Although there is nothing like "too much security", there is indeed the risk of "too much trust in security". Expensive, new, improved and number of security systems does not make "too much security", in fact, it may not even make "adequate security".

What is important is to understand the business well, identify what assets are to be secured and use what is relevant. Everything else is wasted exercise and of course wasted dollars! In an environment where security spending is still frowned upon, it is pertinent to make the best use of your investments.

Digging a well when the fire has started will only leave you with a burned house(be proactive and don't wait for an incident to prove the reality of a threat)

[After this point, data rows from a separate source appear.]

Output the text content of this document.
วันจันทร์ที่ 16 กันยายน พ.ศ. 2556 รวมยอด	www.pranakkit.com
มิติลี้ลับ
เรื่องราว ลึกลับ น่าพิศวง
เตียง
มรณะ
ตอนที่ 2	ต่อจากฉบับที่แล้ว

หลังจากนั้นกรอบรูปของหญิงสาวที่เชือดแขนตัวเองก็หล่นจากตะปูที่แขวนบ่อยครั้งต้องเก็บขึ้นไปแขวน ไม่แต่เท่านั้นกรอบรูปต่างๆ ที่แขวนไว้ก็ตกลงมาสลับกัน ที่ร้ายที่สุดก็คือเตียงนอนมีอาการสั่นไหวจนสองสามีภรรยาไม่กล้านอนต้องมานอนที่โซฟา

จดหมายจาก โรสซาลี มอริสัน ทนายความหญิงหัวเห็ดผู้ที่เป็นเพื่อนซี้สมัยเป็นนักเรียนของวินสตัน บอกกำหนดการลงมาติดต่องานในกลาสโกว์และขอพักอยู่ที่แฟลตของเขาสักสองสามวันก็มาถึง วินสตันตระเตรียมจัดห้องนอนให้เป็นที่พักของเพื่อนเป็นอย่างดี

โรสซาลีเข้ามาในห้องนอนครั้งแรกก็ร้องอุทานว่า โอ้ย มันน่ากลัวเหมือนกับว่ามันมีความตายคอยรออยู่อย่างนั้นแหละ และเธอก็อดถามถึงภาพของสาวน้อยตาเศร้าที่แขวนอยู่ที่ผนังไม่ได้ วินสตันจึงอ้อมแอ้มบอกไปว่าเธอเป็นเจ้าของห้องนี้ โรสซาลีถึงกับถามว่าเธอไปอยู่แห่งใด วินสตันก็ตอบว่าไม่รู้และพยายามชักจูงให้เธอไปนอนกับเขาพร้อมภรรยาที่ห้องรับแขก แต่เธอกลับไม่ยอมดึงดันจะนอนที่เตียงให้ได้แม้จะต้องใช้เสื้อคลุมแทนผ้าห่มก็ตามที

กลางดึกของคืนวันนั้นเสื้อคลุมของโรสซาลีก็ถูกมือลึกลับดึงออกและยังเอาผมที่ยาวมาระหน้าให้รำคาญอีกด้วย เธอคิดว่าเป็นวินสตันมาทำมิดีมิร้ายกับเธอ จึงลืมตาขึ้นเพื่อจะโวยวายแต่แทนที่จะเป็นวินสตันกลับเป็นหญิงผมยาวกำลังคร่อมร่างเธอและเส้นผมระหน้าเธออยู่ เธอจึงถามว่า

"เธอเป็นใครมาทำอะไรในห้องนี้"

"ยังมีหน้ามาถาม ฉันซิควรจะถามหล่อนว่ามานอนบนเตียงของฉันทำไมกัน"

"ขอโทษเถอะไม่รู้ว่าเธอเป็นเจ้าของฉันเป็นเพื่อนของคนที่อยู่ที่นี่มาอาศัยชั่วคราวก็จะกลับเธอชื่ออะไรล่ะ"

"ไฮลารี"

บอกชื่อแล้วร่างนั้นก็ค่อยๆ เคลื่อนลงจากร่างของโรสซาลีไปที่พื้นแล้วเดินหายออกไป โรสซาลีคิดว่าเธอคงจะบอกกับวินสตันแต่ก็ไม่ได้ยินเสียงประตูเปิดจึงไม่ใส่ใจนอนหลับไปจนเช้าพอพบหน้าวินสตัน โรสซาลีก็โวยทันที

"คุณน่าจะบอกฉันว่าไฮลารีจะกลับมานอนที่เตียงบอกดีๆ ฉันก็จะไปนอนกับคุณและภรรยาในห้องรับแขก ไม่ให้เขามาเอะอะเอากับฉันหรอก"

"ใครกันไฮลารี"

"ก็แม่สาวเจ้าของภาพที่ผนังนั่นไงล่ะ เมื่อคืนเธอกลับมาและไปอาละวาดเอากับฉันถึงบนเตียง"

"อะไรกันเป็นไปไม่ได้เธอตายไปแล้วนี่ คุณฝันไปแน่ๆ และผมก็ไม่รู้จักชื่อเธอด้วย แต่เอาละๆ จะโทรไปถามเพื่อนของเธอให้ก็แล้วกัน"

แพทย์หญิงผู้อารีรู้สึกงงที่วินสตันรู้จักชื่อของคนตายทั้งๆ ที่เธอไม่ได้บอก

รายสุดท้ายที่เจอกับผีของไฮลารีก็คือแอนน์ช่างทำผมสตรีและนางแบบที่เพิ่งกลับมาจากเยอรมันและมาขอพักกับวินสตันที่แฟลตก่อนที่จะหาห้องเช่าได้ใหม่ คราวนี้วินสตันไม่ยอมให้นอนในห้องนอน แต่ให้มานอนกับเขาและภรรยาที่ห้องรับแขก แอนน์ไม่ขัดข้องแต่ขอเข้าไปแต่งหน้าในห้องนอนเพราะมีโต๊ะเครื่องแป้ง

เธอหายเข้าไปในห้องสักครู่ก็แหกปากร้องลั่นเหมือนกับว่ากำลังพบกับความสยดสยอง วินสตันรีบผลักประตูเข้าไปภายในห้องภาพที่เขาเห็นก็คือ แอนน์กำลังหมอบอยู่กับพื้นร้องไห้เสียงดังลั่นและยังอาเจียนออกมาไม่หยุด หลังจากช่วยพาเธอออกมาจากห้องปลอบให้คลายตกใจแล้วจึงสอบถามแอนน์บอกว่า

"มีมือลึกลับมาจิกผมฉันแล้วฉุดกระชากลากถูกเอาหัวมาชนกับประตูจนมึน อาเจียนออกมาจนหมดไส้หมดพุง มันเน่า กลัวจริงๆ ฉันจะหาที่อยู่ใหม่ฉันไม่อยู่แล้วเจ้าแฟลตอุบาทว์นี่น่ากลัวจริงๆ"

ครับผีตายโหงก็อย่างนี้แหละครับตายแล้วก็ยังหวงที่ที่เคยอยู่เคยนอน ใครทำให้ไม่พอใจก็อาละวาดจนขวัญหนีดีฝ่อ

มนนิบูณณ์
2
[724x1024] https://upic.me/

It is true! I have seen many cases, and in my job I get a lot of organization that come to us when things have gone awry. Sometimes, very badly so!

Reactive approaches to security are rampant around us. From national security to building and airport security to network and information security, security measures are always in reaction to an event. Proactive approach by far is the best approach – although it is easier said than done. Proactive approach helps you put yourself in the attackers shoes. You will see the opportunities that the attackers are looking for, you see the vulnerabilities before an event, and will be able to patch them with solutions or tools before a breach.

Security contributes to your topline and bottom line. (Higher availability, eliminate regulatory penalties)

It is self-explanatory! If proactive security approaches can help you prevent breeches, that in itself is huge in savings considering the damage caused to organizations in terms of financial, reputational and legal issues. Compliance and regulatory scenario is another reason to quickly start changing the approach of security – regulatory and legal penalties can be avoided too.

Letting experts handle an organizations security helps increase availability of critical systems that businesses are so dependent on today. It is important to understand the top and bottom line benefits of security while putting a security plan in place.

If the carrot doesn't work, the stick will. (Compliance pressures will ultimately catch up)

As mentioned, compliance is only getting stringent. It is key that security posture of the organization plays a critical role in adhering to stringent compliance norms, especially in industries such as BFSI, Healthcare, Pharma, etc.

If the security slackens, soon the big daddy (Government) is going to get you. If the carrot of business benefits does not work, the compliance stick will do the work. And, it is to be taken really seriously today – classic example is the news about the ousted CEO of Target due to data breach at the company.